Le retour de Nkosazana Dlamini-Zuma sur la scène politique sud-africaine

La puissante Ligue des femmes de l'ANC choisit de soutenir la candidature de Nkosazana Dlamini-Zuma à la tête du parti. Dlamini Zum, ex-épouse de Jacob Zuma et présidente de la Commission de l'Union africaine, ici le 19 décembre 2016
© RAJESH JANTILAL / AFP

En Afrique du Sud, Nkosazana Dlamini-Zuma a fait son grand retour dans la vie politique nationale ce dimanche 5 février. L'ex-présidente de la Commission de l'Union africaine, qui vient de céder son siège au Tchadien Moussa Faki Mahamat, s'est exprimée lors d'une cérémonie religieuse, devant la ligue des femmes de l'ANC. Une organisation totalement acquise à sa cause, qui a fait d'elle leur candidate officielle pour prendre la tête du parti et succéder à Jacob Zuma.

La cérémonie qui se tenait dans l'église de Carletonville avait pour thème « les femmes et le pouvoir ». Le sujet idéal pour donner la parole à Nkosazana Dlamini-Zuma, de retour en Afrique du Sud.
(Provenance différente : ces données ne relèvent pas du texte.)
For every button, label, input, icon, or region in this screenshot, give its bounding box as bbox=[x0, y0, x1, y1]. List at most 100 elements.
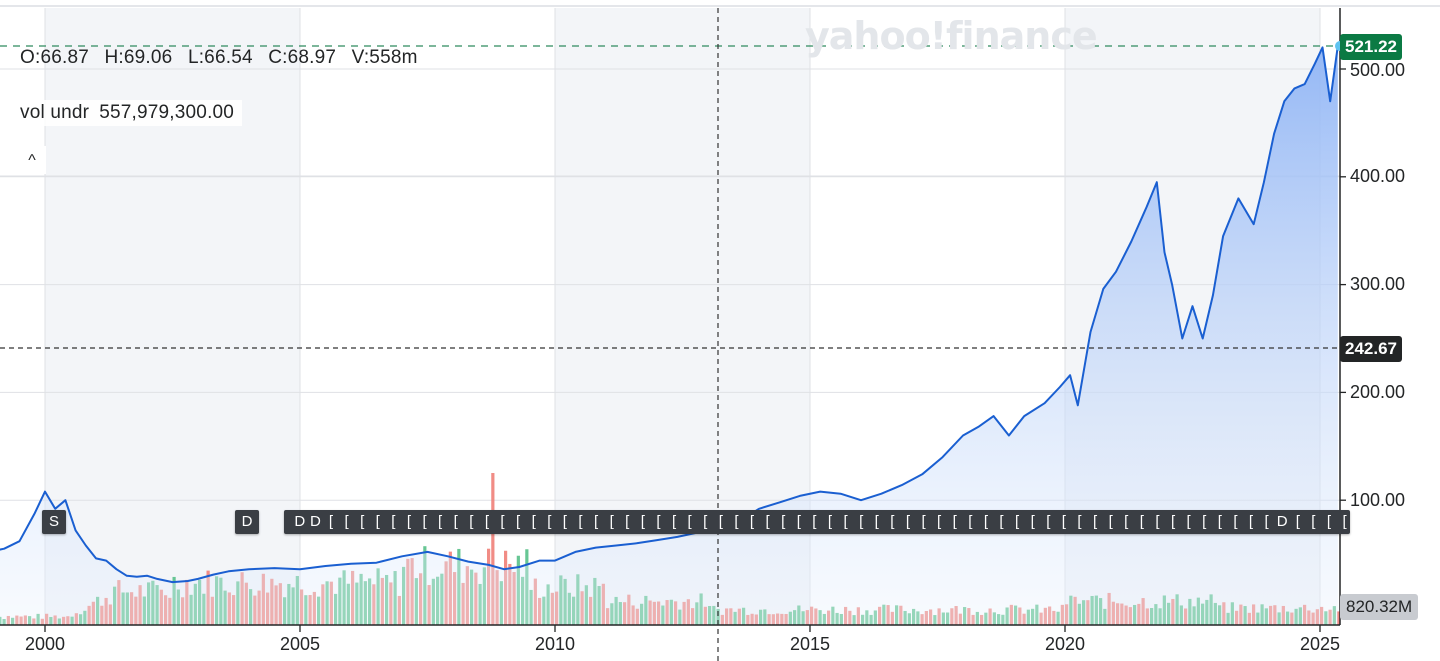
dividend-marker[interactable]: [ bbox=[843, 513, 848, 530]
dividend-marker[interactable]: [ bbox=[1139, 513, 1144, 530]
dividend-marker[interactable]: [ bbox=[671, 513, 677, 530]
last-price-badge: 521.22 bbox=[1340, 34, 1402, 60]
dividend-marker[interactable]: [ bbox=[1233, 513, 1238, 530]
high-value: H:69.06 bbox=[104, 47, 173, 68]
study-legend[interactable]: vol undr 557,979,300.00 bbox=[12, 100, 243, 126]
dividend-marker[interactable]: [ bbox=[921, 513, 926, 530]
dividend-marker[interactable]: [ bbox=[952, 513, 957, 530]
dividend-marker[interactable]: [ bbox=[484, 513, 489, 530]
dividend-marker[interactable]: [ bbox=[718, 513, 723, 530]
dividend-marker[interactable]: [ bbox=[609, 513, 614, 530]
low-value: L:66.54 bbox=[187, 47, 253, 68]
dividend-marker[interactable]: [ bbox=[999, 513, 1004, 530]
x-tick-2015: 2015 bbox=[789, 634, 831, 654]
dividend-marker[interactable]: [ bbox=[1046, 513, 1051, 530]
dividend-marker[interactable]: [ bbox=[1326, 513, 1332, 530]
dividend-marker[interactable]: [ bbox=[890, 513, 895, 530]
volume-value: V:558m bbox=[351, 47, 418, 68]
y-tick-300: 300.00 bbox=[1350, 274, 1406, 294]
y-axis-ticks bbox=[1340, 68, 1346, 501]
study-value: 557,979,300.00 bbox=[99, 102, 235, 123]
dividend-marker[interactable]: [ bbox=[859, 513, 864, 530]
dividend-marker[interactable]: [ bbox=[1030, 513, 1035, 530]
dividend-marker[interactable]: [ bbox=[656, 513, 661, 530]
dividend-marker[interactable]: [ bbox=[1342, 513, 1347, 530]
x-tick-2010: 2010 bbox=[534, 634, 576, 654]
dividend-marker[interactable]: [ bbox=[578, 513, 583, 530]
x-tick-2000: 2000 bbox=[24, 634, 66, 654]
open-value: O:66.87 bbox=[20, 47, 90, 68]
dividend-marker[interactable]: [ bbox=[516, 513, 521, 530]
y-tick-200: 200.00 bbox=[1350, 382, 1406, 402]
dividend-marker[interactable]: [ bbox=[1217, 513, 1222, 530]
yahoo-finance-watermark: yahoo!finance bbox=[805, 14, 1098, 58]
dividend-marker[interactable]: [ bbox=[1295, 513, 1300, 530]
dividend-marker[interactable]: [ bbox=[406, 513, 412, 530]
crosshair-price-badge: 242.67 bbox=[1340, 336, 1402, 362]
dividend-marker[interactable]: [ bbox=[391, 513, 396, 530]
dividend-marker[interactable]: [ bbox=[687, 513, 692, 530]
dividend-marker[interactable]: [ bbox=[344, 513, 349, 530]
dividend-marker[interactable]: [ bbox=[765, 513, 770, 530]
dividend-marker[interactable]: [ bbox=[1015, 513, 1020, 530]
dividend-marker[interactable]: [ bbox=[968, 513, 973, 530]
split-event-flag[interactable]: S bbox=[42, 510, 66, 534]
dividend-marker[interactable]: [ bbox=[593, 513, 599, 530]
y-tick-400: 400.00 bbox=[1350, 166, 1406, 186]
dividend-marker[interactable]: [ bbox=[500, 513, 505, 530]
horizontal-gridlines bbox=[0, 68, 1340, 501]
dividend-marker[interactable]: [ bbox=[1311, 513, 1316, 530]
y-tick-500: 500.00 bbox=[1350, 60, 1406, 80]
dividend-marker[interactable]: [ bbox=[438, 513, 443, 530]
dividend-marker[interactable]: [ bbox=[562, 513, 567, 530]
dividend-marker[interactable]: [ bbox=[812, 513, 817, 530]
dividend-event-flag[interactable]: D bbox=[235, 510, 259, 534]
collapse-legend-chevron-up-icon[interactable]: ^ bbox=[18, 146, 46, 174]
ohlc-legend: O:66.87 H:69.06 L:66.54 C:68.97 V:558m bbox=[12, 45, 436, 71]
dividend-marker[interactable]: [ bbox=[360, 513, 365, 530]
dividend-marker[interactable]: [ bbox=[1155, 513, 1160, 530]
dividend-marker[interactable]: [ bbox=[1170, 513, 1176, 530]
dividend-marker[interactable]: [ bbox=[874, 513, 879, 530]
dividend-marker[interactable]: [ bbox=[531, 513, 536, 530]
close-value: C:68.97 bbox=[268, 47, 337, 68]
dividend-marker[interactable]: [ bbox=[469, 513, 474, 530]
dividend-marker[interactable]: D bbox=[1276, 513, 1288, 530]
x-tick-2025: 2025 bbox=[1299, 634, 1341, 654]
y-tick-100: 100.00 bbox=[1350, 490, 1406, 510]
dividend-marker[interactable]: [ bbox=[749, 513, 755, 530]
dividend-marker[interactable]: [ bbox=[734, 513, 739, 530]
dividend-marker[interactable]: [ bbox=[625, 513, 630, 530]
x-tick-2005: 2005 bbox=[279, 634, 321, 654]
dividend-marker[interactable]: [ bbox=[547, 513, 552, 530]
dividend-marker[interactable]: [ bbox=[1248, 513, 1254, 530]
dividend-marker[interactable]: [ bbox=[422, 513, 427, 530]
dividend-marker[interactable]: [ bbox=[983, 513, 988, 530]
dividend-events-strip[interactable]: D D[[[[[[[[[[[[[[[[[[[[[[[[[[[[[[[[[[[[[[… bbox=[284, 510, 1350, 534]
dividend-marker[interactable]: [ bbox=[453, 513, 458, 530]
dividend-marker[interactable]: [ bbox=[1202, 513, 1207, 530]
dividend-marker[interactable]: [ bbox=[328, 513, 334, 530]
dividend-marker[interactable]: [ bbox=[1264, 513, 1269, 530]
dividend-marker[interactable]: [ bbox=[1186, 513, 1191, 530]
volume-max-badge: 820.32M bbox=[1340, 594, 1419, 620]
dividend-marker[interactable]: [ bbox=[703, 513, 708, 530]
dividend-marker[interactable]: [ bbox=[1077, 513, 1082, 530]
dividend-marker[interactable]: D bbox=[294, 513, 306, 530]
dividend-marker[interactable]: D bbox=[309, 513, 321, 530]
study-label: vol undr bbox=[20, 102, 90, 123]
dividend-marker[interactable]: [ bbox=[1108, 513, 1113, 530]
dividend-marker[interactable]: [ bbox=[796, 513, 801, 530]
x-axis-ticks bbox=[44, 625, 1321, 632]
dividend-marker[interactable]: [ bbox=[640, 513, 645, 530]
dividend-marker[interactable]: [ bbox=[375, 513, 380, 530]
dividend-marker[interactable]: [ bbox=[1124, 513, 1129, 530]
dividend-marker[interactable]: [ bbox=[937, 513, 942, 530]
price-area bbox=[0, 46, 1338, 625]
dividend-marker[interactable]: [ bbox=[905, 513, 911, 530]
dividend-marker[interactable]: [ bbox=[781, 513, 786, 530]
dividend-marker[interactable]: [ bbox=[827, 513, 833, 530]
dividend-marker[interactable]: [ bbox=[1061, 513, 1066, 530]
dividend-marker[interactable]: [ bbox=[1092, 513, 1098, 530]
x-tick-2020: 2020 bbox=[1044, 634, 1086, 654]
Au nom de la bonne marche de la démocratie, la présidente sortante de la Commission de l'Union africaine a appelé les femmes à s'engager en politique, et à « jouer un rôle dans la marche de [leur] pays ». Selon elle, les femmes doivent cesser de se dévaloriser, et devenir « mairesses, ministres ou présidentes, non pour le titre, mais pour travailler et servir ».

Nkosazana Dlamini-Zuma aimerait voir plus de femmes présidentes en Afrique. Elle a noté qu'« il n'y en a qu'une seule aujourd'hui, au Liberia » et que la fin de son mandat approche. Avec ce discours convenu, Nkosazana Dlamini-Zuma marque en tout cas son grand retour dans la vie politique sud-africaine.

Reste à savoir comment la candidate non déclarée à la présidence de l'ANC entend revenir sur le devant de la scène. Pour l'instant, seule la Ligue des femmes de l'ANC déclare officiellement la soutenir, même si elle bénéficie aussi d'un important soutien dans la région du Kwazulu Natal. Mais on devrait en savoir un peu plus sur son avenir, après le discours à la nation que le président Zuma prononcera dans quelques jours.

Bientôt au ministère des Finances ?

Face à elle, la centrale syndicale Cosatu, alliée historique de l'ANC, a déjà choisi son camp, en offrant son appui au vice-président Cyril Ramaphosa. Les vétérans du parti majoritaire, très remontés contre Jacob Zuma, ne pencheront sûrement pas non plus pour la candidate du président.

Dans le discours officiel de l'ANC, être une femme semble désormais être quasiment pré-requis pour succéder à Jacob Zuma. Mais Nkozasana Dlamini-Zuma est loin d'incarner la rupture et le renouvellement que beaucoup attendent de l'ANC.

Eloignée de la vie politique sud-africaine et réputée mauvaise communicante, Nkosazana Dlamini-Zuma va devoir faire campagne.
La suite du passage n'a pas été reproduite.